“Just as you sent me into the world, so also I have sent them into the world” (John 17:18).
As strange as it might seem to us now, there was a time when many (if not most) Christians did not believe the Great Commission (Matthew 28:18-20) applied to them. It was commonly assumed that Jesus’ instructions to “Go and make disciples of all nations…” had already been fulfilled by previous generations of Christians. As a result, many Christians concluded that their highest priority was to focus on building up the bureaucracy and the cultural influence of Christendom—understood as the Western-dominated hegemony of institutionalized churches.
That all changed when a humble Baptist cobbler named William Carey (1761-1834) came along. In spite of what we might consider to be the lengthy title of his most widely-read work (An Enquiry into the Obligations of Christians to use Means for the Conversion of the Heathens, 1792), his overall message was straightforward and compelling. Carey argued that when Jesus gave the Great Commission he conveyed the marching orders for all Christians, for all time. While we might understandably stumble over his reference to “the heathens,” there’s no disputing that Carey’s Jesus-shaped love for all people led him to pour his life out on the altar of the Great Commission. For Carey not only wrote about missions, he lived missions. In order to establish the very first churches in India, Carey was forced to endure hostile persecution, unspeakable loss, and devastating failure—all in the service of missions. Carey, therefore, has rightly earned the moniker, “Father of Modern Missions.”
As we seek to carry out missions at Tabernacle, Carey’s missions-directed life challenges us to always remember what’s at stake. When we act as though Jesus’ instructions were intended for someone else, we deny that Jesus was speaking to us. When we fail to see our role in addressing the existence of pain, brokenness, and injustice in the world, we underestimate both the power and the relevance of the gospel. When we refuse to “go,” we reject God’s call on our life by refusing to be sent.

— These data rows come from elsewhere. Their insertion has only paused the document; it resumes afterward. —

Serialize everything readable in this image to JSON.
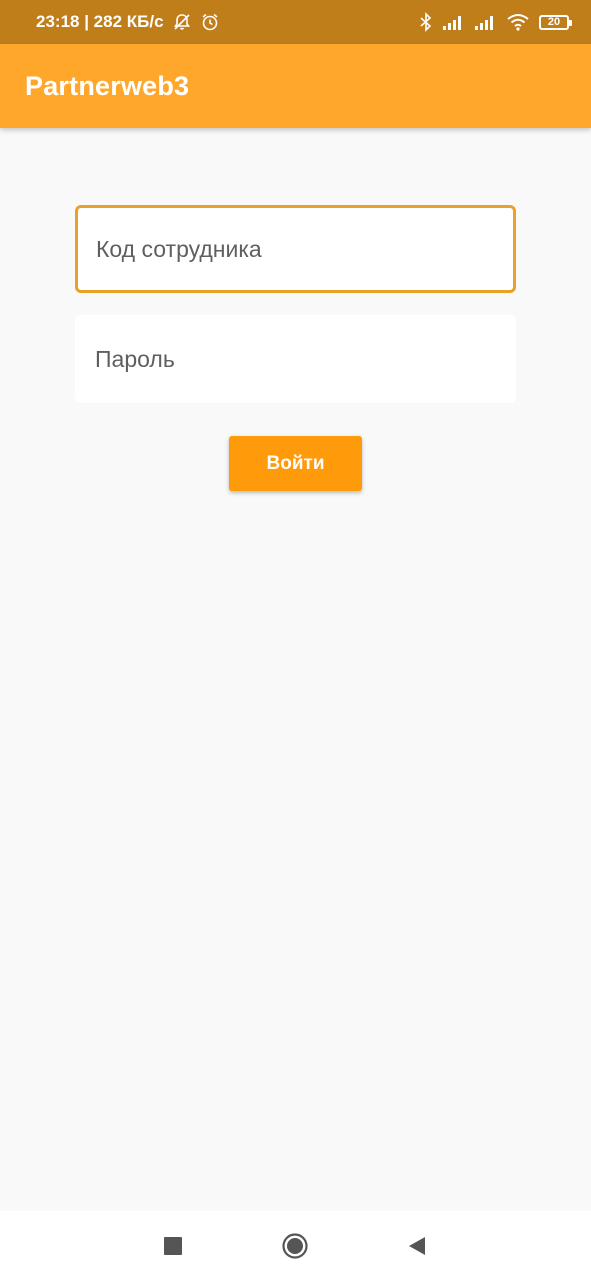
{
  "status_bar": {
    "time_and_speed": "23:18 | 282 КБ/с",
    "battery": "20",
    "icons": [
      "muted-bell-icon",
      "alarm-clock-icon",
      "bluetooth-icon",
      "signal-icon",
      "signal-icon",
      "wifi-icon",
      "battery-icon"
    ]
  },
  "app_bar": {
    "title": "Partnerweb3",
    "color": "#ffa72a"
  },
  "login_form": {
    "employee_code": {
      "placeholder": "Код сотрудника",
      "value": ""
    },
    "password": {
      "placeholder": "Пароль",
      "value": ""
    },
    "submit_label": "Войти",
    "accent_color": "#ff9a0a"
  },
  "nav_bar": {
    "icons": [
      "recents-square-icon",
      "home-circle-icon",
      "back-triangle-icon"
    ]
  }
}
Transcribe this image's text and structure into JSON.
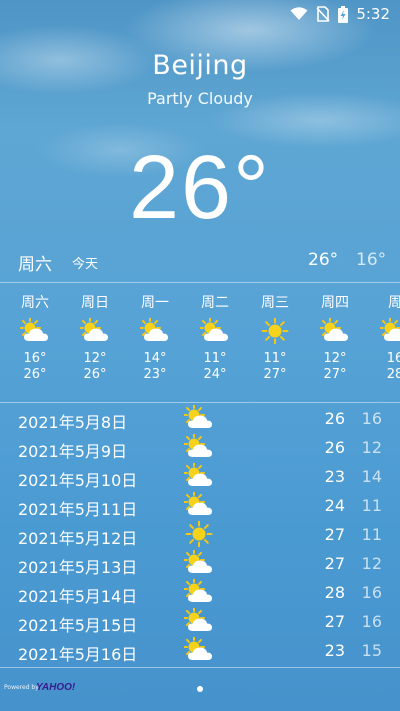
{
  "status_bar": {
    "time": "5:32"
  },
  "location": {
    "city": "Beijing",
    "condition": "Partly Cloudy"
  },
  "current": {
    "temperature": "26°"
  },
  "today": {
    "day": "周六",
    "label": "今天",
    "high": "26°",
    "low": "16°"
  },
  "hourly": [
    {
      "day": "周六",
      "icon": "partly-cloudy-icon",
      "low": "16°",
      "high": "26°"
    },
    {
      "day": "周日",
      "icon": "partly-cloudy-icon",
      "low": "12°",
      "high": "26°"
    },
    {
      "day": "周一",
      "icon": "partly-cloudy-icon",
      "low": "14°",
      "high": "23°"
    },
    {
      "day": "周二",
      "icon": "partly-cloudy-icon",
      "low": "11°",
      "high": "24°"
    },
    {
      "day": "周三",
      "icon": "sunny-icon",
      "low": "11°",
      "high": "27°"
    },
    {
      "day": "周四",
      "icon": "partly-cloudy-icon",
      "low": "12°",
      "high": "27°"
    },
    {
      "day": "周",
      "icon": "partly-cloudy-icon",
      "low": "16",
      "high": "28"
    }
  ],
  "daily": [
    {
      "date": "2021年5月8日",
      "icon": "partly-cloudy-icon",
      "high": "26",
      "low": "16"
    },
    {
      "date": "2021年5月9日",
      "icon": "partly-cloudy-icon",
      "high": "26",
      "low": "12"
    },
    {
      "date": "2021年5月10日",
      "icon": "partly-cloudy-icon",
      "high": "23",
      "low": "14"
    },
    {
      "date": "2021年5月11日",
      "icon": "partly-cloudy-icon",
      "high": "24",
      "low": "11"
    },
    {
      "date": "2021年5月12日",
      "icon": "sunny-icon",
      "high": "27",
      "low": "11"
    },
    {
      "date": "2021年5月13日",
      "icon": "partly-cloudy-icon",
      "high": "27",
      "low": "12"
    },
    {
      "date": "2021年5月14日",
      "icon": "partly-cloudy-icon",
      "high": "28",
      "low": "16"
    },
    {
      "date": "2021年5月15日",
      "icon": "partly-cloudy-icon",
      "high": "27",
      "low": "16"
    },
    {
      "date": "2021年5月16日",
      "icon": "partly-cloudy-icon",
      "high": "23",
      "low": "15"
    }
  ],
  "footer": {
    "powered_by": "Powered by",
    "brand": "YAHOO!"
  },
  "colors": {
    "sun": "#f6d21a",
    "sun_ray": "#f3c714",
    "cloud": "#ffffff",
    "sky": "#57a3d6"
  }
}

Living out the Great Commission is not first and foremost about asking if the Lord wants you to go serve in ministry overseas (although we would all do well to prayerfully consider that possibility). To respond to the Great Commission is to be willing to submit your entire life—wherever it’s lived—to the Mission of God. Jesus was sent into the world to bear witness to God’s righteous desire to save. Now Jesus sends us into the world (the whole world!) to bear witness to what the grace of God can accomplish. Every single disciple is commissioned to go. Consequently, may the Lord equip Tabernacle to make, mold, and commission disciples.